The Corner

Sour Taste on a Great Day: Don’t Forget the Nuba

I sat in my hotel room in Vienna, amazed. There on the TV, on the German and English networks, was General Bashir of Sudan — a man indicted for war crimes in Darfur, an engineer of genocide — standing in the capital of a new country, one formed by splitting Sudan in two. That new country is South Sudan, whose people voted all but unanimously to split from the north, pursuant to a peace deal brokered by President Bush early in his adminstration.

In 1989, the National Islamic Front, driven by the ferociously racist and anti-Christian ideology of radical Islam, seized power in a military coup led by General Bashir. The NIF proceeded to unleash a whirlwind of hatred against their fellow citizens in the south. Millions — note, millions — died, and this was long before the atrocities in Darfur. The war against the innocent, defended by the SPLM army, raged until the Bush-led peace deal in 2003.

So to see General Bashir in the capital of the new Sudan as part of the celebration was, well, both moving and puzzling.

Certainly the birth of South Sudan is the occasion for genuine celebration. The southerners, though still at risk from a revived war at the hands of the notoriously duplicitous Bashir, are free, free at long last.

But there is a sour taste along with the champagne. What about the Nuba?  And what fate for the forgotten southerners of Abyei, on the disputed border between north and south? 

Around the year 2000, along with some colleagues and a Catholic Sudanese bishop, I founded an organization whose purpose was to respond to the desperate plight of these Sudanese, to bring aid to them in-country, and to bring political assistance by working the corridors of power in Washington, D.C. This was at the height of the north’s campaign against them, when they literally faced annihilation. 
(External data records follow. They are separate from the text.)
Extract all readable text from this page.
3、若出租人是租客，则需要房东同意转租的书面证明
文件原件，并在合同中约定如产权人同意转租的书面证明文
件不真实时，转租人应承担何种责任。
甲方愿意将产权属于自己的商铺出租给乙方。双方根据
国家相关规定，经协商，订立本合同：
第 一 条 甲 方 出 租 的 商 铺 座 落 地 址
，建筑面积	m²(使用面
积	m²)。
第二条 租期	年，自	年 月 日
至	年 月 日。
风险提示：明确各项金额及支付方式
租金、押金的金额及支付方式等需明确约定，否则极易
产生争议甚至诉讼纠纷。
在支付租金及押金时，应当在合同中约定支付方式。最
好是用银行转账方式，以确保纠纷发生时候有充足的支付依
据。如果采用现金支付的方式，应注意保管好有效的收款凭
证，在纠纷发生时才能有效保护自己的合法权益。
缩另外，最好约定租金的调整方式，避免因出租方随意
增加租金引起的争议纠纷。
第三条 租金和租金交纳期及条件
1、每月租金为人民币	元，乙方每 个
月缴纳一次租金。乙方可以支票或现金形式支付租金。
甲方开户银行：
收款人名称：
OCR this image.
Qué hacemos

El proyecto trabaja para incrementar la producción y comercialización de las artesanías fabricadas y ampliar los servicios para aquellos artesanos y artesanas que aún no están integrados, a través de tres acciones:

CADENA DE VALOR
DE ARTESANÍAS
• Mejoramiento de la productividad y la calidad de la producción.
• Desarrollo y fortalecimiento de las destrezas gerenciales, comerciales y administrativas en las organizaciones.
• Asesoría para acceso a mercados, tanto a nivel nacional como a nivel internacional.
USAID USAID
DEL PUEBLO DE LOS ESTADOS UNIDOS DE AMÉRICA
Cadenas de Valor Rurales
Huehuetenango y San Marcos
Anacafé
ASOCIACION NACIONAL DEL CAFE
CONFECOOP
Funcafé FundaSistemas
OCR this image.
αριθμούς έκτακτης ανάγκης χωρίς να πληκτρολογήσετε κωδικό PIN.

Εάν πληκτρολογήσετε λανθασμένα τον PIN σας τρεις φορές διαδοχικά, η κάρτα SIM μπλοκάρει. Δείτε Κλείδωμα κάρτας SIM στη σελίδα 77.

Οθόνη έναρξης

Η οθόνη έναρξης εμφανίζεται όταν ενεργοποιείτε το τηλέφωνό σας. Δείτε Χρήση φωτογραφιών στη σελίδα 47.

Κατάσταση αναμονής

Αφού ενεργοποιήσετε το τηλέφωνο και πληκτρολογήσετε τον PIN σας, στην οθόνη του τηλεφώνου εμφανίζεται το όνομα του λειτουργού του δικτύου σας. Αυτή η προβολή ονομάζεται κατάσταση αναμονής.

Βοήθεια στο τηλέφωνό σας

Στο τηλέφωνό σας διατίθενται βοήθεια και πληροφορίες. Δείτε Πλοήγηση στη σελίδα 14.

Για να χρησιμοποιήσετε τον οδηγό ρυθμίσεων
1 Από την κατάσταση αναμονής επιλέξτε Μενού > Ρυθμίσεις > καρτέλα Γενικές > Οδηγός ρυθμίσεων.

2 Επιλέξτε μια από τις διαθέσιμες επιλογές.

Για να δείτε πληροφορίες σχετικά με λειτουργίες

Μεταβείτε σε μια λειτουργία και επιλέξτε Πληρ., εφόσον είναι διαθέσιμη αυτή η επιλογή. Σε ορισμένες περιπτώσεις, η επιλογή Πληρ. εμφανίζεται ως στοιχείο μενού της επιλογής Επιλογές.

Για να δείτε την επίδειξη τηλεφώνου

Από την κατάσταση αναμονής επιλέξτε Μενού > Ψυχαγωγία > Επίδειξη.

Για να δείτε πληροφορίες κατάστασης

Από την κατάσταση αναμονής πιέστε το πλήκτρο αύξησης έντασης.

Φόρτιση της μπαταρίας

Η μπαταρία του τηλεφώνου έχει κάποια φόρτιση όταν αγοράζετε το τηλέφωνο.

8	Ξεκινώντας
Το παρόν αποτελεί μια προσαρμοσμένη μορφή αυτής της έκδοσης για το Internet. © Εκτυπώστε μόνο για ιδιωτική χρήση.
The proud warrior Dinka of Abyei were subjected to ruthless slave raids by northern tribesmen, armed by Bashir’s regime. The slavers killed the men, repeatedly gang-raped the women, and abducted the women and children for a life of slavery, during which their achilles tendons were deliberately cut and they were treated much worse than the animals they were forced to herd. It is no surprise that the northerners’ term for the black Dinka is “fire-wood,” i.e., the Dinka are not seen as human beings. That is brutal and ugly, and it led to devastating consequences for the Dinka. My colleagues documented this in extensive interviews with escaped slaves and survivors of the raids on Dinka villages, interviews compiled in a film and deposited in various human-rights archives.

But to a certain extent, the hatred of Bashir and his cronies is even more intense when it comes to the Nuba. 

The Nuba have one of the most ancient cultures in Africa, as many anthropological studies and documentaries attest. They are ethnically African, and religiously, they are Christian, Muslim, and Animist. As they lived peacefully in this diversity, they drew the particular ire of the NIF, a regime committed to a unitary vision of Sudan, one of Arab cultural identity and (extreme fundamentalist) Muslim religion.

I have been to the Nuba Mountains. I saw the NIF’s planes bomb defenseless civilians, including schools and churches, killing and maiming children and others. I have seen them bomb make-shift landing strips, landing strips used only by planes bringing supplies to a beleagured people, people beleagured because the NIF denied relief flights. 

And then, in the 2003 peace deal, there was hope. But among the Nuba and Dinka and other Sudanese, there was also suspicion. Would Bashir abide by the terms of the peace deal and allow freedom for Abyei and the Nuba Mountains?

It is now clear Bashir and the regime he represents will not.

As the south moved toward independence, Bashir and the NIF initiated — and then increased — brutal attacks on civilians in both areas. Their geographical location makes them vulnerable — Abyei on the north/south border and the Nuba Mountains in the north, through a cruel twist of fate (to “permit” them to secede would fracture the geographical unity of the north).

Thus, the wonderful, glorious celebrations of July 9 as independence day for South Sudan have no resonance in, or scarcely any meaning for, the Nuba of the mountains and the Dinka of Abyei. They face the same merciless enemy, who seemingly thinks independence for South Sudan will blind the world to the continuing, escalating atrocities in Abyei and the mountains (and in some other places as well).

Don’t let it happen. Already, on July 9, Bashir called upon President Obama to lift sanctions. He must not do it. The world must keep relentless pressure on Bashir and his gang to end the brutality against the Nuba and the Dinka of Abyei. Otherwise, I am certain the genocide begun in 1989 will be pursued to its ruthless end.

— William L. Saunders Jr. is a human rights attorney in Washington, D.C. The views expressed are his own.